I’ve been finding myself at a crossroads lately… they seem to appear every once in a while as I continue to walk my path of life. But this crossroad? It’s a big one. One I’m not quite sure how to, well…. cross. With my last job commitment coming to a close I am met with the decision of- what do I want to do? Where do I want to go?

Last year in conversation with somebody they asked what I wanted to do with my life. What is usually expected to be a condensed one sentence answer was actually me nonstop talking for a good five minutes, concluding with- “I don’t know which to choose… It’s quite problematic really; having so many diverse desires.” And to my surprise, they immediately responded by asking me why I was limiting myself to just one dream?
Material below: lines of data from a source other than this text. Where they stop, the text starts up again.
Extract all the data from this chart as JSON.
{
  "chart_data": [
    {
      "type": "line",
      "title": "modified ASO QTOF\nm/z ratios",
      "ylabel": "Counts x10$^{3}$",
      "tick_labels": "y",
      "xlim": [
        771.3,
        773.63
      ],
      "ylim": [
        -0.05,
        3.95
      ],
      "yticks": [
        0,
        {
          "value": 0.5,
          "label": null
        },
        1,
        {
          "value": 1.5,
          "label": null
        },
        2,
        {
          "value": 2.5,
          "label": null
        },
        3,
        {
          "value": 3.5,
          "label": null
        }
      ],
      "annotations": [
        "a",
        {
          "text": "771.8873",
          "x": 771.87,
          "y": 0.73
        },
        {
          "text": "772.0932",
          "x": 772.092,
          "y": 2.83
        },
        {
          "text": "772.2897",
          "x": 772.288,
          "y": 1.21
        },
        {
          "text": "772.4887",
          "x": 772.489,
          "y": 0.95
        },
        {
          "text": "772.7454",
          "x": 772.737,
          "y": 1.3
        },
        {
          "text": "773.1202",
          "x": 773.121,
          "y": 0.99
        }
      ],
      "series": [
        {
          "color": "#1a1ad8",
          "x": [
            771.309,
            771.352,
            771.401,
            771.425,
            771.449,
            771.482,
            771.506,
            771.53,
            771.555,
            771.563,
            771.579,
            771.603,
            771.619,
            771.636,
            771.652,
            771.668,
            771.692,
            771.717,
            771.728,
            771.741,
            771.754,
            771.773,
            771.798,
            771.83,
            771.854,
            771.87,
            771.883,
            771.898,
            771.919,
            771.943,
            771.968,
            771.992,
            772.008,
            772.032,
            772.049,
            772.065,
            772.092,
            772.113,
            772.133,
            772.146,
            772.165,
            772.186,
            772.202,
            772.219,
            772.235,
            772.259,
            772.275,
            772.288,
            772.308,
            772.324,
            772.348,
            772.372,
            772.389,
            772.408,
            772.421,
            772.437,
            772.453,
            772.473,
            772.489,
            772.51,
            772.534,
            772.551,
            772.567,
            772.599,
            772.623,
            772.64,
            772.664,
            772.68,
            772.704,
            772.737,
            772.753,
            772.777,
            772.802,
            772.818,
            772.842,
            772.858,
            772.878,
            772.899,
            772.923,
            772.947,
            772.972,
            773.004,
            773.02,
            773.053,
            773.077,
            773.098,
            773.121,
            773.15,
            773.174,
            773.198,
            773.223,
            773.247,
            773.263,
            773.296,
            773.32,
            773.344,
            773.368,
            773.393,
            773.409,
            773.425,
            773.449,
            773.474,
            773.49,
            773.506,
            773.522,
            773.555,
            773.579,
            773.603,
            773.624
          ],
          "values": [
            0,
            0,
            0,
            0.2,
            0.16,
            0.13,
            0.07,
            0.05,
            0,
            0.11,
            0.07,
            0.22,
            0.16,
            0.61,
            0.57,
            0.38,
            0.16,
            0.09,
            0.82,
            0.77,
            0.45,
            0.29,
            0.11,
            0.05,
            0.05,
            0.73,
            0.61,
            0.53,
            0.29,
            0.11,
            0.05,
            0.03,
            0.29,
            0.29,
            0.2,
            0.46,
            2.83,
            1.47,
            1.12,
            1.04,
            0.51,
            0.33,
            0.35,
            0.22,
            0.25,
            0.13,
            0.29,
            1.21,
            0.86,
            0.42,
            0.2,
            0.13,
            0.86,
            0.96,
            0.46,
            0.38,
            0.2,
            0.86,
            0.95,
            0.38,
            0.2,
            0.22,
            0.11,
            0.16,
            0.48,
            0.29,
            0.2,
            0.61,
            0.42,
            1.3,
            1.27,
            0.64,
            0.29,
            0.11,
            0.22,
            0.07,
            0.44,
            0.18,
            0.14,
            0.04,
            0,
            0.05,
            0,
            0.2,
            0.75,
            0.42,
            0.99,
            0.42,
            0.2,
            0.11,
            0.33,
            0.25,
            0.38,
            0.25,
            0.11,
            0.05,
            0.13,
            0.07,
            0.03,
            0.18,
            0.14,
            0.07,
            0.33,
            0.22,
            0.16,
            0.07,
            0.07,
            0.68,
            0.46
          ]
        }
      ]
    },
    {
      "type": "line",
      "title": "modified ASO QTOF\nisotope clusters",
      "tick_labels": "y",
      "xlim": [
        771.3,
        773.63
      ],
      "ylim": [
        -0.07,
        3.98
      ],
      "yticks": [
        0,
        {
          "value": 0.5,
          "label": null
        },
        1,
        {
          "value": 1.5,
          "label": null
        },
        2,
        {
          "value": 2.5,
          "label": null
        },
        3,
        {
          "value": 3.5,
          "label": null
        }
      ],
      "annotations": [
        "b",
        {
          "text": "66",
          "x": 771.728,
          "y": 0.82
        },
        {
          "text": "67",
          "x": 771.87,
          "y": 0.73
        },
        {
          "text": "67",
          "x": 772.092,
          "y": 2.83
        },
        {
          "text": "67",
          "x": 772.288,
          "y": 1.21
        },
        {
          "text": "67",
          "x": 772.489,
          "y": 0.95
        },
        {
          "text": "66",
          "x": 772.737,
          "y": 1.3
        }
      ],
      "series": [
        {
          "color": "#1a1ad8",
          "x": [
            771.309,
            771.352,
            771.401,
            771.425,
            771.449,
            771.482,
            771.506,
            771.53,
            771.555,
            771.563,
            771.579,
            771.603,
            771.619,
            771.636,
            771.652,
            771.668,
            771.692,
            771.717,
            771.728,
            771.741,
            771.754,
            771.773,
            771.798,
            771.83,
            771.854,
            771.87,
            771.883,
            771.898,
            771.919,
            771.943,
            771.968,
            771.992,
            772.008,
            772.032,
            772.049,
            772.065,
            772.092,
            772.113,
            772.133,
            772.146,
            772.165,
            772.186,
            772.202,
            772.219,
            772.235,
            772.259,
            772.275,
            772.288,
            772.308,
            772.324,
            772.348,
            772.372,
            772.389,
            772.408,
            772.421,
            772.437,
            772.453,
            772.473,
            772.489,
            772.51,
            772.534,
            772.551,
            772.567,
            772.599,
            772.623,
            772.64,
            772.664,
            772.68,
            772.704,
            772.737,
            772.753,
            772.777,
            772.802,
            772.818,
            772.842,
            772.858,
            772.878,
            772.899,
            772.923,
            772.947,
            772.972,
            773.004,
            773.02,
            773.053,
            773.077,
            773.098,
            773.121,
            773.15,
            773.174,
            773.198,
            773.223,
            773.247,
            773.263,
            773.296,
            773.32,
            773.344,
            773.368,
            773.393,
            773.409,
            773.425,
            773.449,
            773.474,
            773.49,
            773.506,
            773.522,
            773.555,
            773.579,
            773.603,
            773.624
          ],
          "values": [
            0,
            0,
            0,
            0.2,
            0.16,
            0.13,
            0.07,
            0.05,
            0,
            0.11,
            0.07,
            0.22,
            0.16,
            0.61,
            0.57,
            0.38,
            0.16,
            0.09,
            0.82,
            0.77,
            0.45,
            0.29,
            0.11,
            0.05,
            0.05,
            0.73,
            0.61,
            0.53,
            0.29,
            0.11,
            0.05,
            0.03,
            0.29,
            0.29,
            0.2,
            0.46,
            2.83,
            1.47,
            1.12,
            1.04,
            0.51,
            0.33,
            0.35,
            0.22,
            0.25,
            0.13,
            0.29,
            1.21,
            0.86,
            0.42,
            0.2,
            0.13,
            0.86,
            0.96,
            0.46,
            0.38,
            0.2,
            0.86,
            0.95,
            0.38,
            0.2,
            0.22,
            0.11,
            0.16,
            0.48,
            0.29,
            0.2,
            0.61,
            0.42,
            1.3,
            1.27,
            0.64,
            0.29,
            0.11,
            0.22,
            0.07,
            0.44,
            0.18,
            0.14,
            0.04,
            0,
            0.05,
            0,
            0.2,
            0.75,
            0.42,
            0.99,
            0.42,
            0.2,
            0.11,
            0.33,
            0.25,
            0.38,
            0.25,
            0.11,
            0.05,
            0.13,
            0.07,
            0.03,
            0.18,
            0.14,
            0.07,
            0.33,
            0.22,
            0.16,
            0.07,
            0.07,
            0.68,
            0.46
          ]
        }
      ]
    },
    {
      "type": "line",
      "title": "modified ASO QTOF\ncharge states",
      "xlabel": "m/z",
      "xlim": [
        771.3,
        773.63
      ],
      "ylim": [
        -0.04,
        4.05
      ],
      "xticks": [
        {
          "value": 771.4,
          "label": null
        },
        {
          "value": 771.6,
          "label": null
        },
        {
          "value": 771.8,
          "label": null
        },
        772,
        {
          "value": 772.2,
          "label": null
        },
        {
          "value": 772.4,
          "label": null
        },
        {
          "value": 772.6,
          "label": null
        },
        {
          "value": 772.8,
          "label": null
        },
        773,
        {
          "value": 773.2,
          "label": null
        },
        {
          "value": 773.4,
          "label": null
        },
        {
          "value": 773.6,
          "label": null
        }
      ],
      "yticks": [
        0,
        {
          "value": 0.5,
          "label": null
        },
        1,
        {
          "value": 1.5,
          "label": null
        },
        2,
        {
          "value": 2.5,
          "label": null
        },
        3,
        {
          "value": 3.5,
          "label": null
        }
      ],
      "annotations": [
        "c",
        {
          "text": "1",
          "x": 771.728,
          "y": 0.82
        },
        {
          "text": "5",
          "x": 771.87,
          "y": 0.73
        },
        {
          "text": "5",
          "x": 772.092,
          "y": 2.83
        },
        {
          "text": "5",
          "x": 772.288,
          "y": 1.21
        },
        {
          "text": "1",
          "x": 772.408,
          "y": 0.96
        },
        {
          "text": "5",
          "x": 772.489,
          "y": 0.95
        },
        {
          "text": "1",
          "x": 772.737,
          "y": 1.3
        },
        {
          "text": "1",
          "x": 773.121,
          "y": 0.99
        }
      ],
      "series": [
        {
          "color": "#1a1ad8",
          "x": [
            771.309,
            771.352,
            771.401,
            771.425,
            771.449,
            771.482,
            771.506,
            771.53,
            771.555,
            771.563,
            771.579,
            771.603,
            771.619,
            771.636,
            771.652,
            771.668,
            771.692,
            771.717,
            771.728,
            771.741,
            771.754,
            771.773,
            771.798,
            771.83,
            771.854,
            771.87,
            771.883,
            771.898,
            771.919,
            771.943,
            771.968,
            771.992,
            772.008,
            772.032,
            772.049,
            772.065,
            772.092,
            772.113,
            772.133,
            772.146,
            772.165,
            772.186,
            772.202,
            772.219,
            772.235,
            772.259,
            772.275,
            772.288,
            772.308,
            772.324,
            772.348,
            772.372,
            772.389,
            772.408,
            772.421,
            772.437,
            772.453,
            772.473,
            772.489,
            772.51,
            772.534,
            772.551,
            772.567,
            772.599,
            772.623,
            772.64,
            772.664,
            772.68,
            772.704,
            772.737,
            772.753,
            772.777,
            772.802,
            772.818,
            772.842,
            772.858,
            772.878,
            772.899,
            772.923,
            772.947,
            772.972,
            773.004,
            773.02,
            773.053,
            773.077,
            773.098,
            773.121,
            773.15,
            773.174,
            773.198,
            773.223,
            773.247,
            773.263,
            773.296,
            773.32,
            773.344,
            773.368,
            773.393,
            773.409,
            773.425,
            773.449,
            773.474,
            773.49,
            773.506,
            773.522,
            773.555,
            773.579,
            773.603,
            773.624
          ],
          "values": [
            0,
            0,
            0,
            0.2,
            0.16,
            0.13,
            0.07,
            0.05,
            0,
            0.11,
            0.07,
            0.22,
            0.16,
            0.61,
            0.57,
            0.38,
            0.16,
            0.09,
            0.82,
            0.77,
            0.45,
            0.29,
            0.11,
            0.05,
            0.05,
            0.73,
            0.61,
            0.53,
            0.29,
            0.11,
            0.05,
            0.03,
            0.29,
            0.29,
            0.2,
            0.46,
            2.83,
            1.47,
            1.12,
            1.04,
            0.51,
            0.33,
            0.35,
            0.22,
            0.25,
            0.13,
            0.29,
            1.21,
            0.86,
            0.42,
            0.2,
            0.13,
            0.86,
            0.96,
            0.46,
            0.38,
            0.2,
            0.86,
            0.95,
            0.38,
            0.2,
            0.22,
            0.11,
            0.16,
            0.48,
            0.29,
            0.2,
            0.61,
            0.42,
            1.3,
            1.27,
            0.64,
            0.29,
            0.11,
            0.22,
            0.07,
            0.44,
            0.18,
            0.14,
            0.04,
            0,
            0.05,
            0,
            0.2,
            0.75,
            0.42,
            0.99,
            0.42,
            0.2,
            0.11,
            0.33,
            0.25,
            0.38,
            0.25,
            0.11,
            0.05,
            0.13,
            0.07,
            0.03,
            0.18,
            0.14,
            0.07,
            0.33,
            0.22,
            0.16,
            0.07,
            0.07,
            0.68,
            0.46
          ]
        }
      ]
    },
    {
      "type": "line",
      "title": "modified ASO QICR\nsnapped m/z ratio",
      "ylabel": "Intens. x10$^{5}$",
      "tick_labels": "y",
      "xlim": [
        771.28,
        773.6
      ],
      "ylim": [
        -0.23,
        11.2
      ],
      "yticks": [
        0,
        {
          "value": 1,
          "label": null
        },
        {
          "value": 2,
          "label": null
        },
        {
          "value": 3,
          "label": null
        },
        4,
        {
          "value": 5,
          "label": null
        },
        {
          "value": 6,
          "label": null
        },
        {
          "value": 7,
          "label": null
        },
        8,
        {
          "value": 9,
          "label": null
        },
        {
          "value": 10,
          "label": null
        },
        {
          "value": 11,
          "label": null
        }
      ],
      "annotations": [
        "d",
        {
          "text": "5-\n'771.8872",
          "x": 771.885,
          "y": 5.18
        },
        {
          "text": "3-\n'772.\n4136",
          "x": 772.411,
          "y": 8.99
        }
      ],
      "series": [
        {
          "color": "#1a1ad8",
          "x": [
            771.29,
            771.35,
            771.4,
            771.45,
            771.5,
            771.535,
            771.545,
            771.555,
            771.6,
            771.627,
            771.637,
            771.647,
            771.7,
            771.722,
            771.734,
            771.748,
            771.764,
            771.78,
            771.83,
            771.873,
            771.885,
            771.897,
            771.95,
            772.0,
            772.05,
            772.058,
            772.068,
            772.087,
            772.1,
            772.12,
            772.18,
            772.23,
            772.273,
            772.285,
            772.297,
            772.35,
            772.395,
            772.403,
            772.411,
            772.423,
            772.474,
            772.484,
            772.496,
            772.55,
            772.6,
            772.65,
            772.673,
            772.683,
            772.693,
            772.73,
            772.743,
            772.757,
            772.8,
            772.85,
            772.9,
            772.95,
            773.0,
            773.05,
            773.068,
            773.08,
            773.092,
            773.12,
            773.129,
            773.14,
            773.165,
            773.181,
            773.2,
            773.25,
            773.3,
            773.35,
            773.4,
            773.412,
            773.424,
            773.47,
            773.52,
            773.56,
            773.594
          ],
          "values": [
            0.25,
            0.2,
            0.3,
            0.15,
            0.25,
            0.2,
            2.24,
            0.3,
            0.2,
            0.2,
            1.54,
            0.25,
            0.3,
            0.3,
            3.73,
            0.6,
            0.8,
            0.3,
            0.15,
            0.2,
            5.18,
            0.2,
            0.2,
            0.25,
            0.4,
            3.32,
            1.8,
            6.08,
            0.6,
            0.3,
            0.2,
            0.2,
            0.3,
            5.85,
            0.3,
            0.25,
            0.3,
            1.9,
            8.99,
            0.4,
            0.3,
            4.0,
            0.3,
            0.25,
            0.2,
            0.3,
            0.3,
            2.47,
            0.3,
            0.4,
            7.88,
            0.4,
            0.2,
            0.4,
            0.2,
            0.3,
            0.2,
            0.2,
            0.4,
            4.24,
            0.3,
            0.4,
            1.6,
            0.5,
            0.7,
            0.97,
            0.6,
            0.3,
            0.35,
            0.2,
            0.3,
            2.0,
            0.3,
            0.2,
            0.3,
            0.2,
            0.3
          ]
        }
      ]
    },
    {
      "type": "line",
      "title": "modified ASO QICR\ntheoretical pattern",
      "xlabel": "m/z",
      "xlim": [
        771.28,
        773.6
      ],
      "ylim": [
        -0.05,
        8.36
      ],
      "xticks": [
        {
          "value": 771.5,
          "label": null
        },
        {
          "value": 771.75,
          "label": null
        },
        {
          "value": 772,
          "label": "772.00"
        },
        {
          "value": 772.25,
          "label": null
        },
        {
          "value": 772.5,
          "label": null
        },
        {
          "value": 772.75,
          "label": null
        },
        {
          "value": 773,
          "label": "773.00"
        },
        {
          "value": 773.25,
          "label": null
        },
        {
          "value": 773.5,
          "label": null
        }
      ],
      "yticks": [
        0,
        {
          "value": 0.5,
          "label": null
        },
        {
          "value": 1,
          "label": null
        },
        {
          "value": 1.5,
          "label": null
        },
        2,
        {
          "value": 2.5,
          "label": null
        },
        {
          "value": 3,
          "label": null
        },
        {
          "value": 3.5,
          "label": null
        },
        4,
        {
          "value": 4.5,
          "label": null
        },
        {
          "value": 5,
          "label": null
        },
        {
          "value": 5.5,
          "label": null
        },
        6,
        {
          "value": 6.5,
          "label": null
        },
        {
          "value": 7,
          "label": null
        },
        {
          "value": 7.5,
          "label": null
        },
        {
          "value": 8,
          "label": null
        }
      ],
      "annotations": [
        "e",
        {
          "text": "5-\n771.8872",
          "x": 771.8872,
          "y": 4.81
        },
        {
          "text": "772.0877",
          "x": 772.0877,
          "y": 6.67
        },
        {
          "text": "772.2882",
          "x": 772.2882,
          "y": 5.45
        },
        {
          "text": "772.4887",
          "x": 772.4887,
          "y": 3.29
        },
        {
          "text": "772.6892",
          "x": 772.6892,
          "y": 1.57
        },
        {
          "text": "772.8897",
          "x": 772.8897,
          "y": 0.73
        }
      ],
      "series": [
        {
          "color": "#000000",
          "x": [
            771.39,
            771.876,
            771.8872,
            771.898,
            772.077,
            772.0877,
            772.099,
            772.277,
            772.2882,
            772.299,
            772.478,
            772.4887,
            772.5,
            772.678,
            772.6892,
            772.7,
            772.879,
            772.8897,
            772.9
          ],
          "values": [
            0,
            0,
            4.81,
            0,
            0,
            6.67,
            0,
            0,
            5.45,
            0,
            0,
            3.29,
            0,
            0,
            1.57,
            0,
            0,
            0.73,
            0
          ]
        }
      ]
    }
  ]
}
That life is meant for many.

Even with that in mind, I’m still feeling the pressure of choice- something I also acknowledge I am incredibly fortunate to have. 22 is that age where I feel like you’re expected to have it figured out, but at the same time are constantly being told- “you’re young, you’ll figure it out.” And for the first time, I really don’t feel like I do- have it figured out. This crossroad is actually a bit blurry really… and although I know eventually the fog will clear, it’s still low to the ground right now, blocking my view of what’s ahead.

So for now, I think- and dream- struggling, yet striving to find the purpose in my path. Finding excitement in the unknown.